After Baltimore had subtracted Palmeiro, Roberto Alomar, Eric Davis, Armando Benitez, Jimmy Key and Alan Mills while adding Albert Belle, Clark, Charles Johnson, DeShields and Mike Timlin, new general manager Frank Wren said, “(Last season) there was a somewhat lackadaisical approach at times. ... The changes we’ve made, they were planned and calculated to change the makeup of the club and the makeup of the clubhouse.”
Planned and calculated? In the same sense, perhaps, that Napoleon’s retreat from Moscow was planned and calculated?
The Orioles’ management style is best illustrated by the Palmeiro case. During the season, they didn’t want him. Except, occasionally, when they showed flurries of interest. After the season, when they dreamed of signing Brian Jordan, they actually came out and said there was little chance Palmeiro would be back. After Jordan became a Brave, the Orioles suddenly fell in love with Palmeiro again. In the end, they convinced themselves they’d sign him. When they realized they wouldn’t get him, they turned to Robin Ventura, but he signed with the Mets. As a result, the Orioles had to grab Clark to bat cleanup. Over the last seven seasons, he’s averaged 15 homers -- two more than Mike Bordick hit last year.
Here’s the kicker. After Palmeiro left, the Orioles blamed him for changing his mind! For six months, the Orioles couldn’t keep their story straight to Palmeiro for two weeks at a time.
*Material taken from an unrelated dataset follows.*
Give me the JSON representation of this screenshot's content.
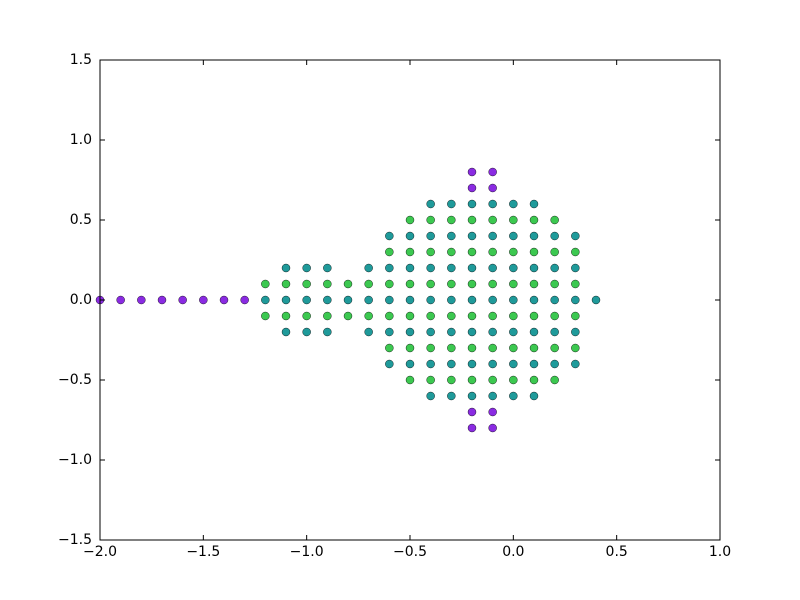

But he’s the ingrate.
“He blindsided us,” said Wren.
One of the Orioles’ biggest problem in recent years has been that owner Peter Angelos has more fabulous, fascinating, challenging, complex projects on his desk than Hercules could handle if he’d studied “The 30 Minute Manager.”
Angelos just earned several hundred million dollars for his firm’s part in the big-tobacco settlement. That alone constitutes a life work. But he’s also running the Orioles, tending to his race horses and his new farm, fiddling in politics and even planning a $150 million hotel near the Inner Harbor.
Anything else? Oh, nearly forgot. He’s going to buy the Redskins.
If he succeeds, the biggest nightmare wouldn’t be his decisions. It would getting him to find time to make decisions. Yet, in the end, indecision is a form of choice. As the Orioles have discovered.
That’s when it’s nice to have a big wallet. Thanks to Angelos, the human ATM, the Orioles should be no worse than last season and perhaps a bit better.
Maybe paying up is just another way of saying you’re sorry.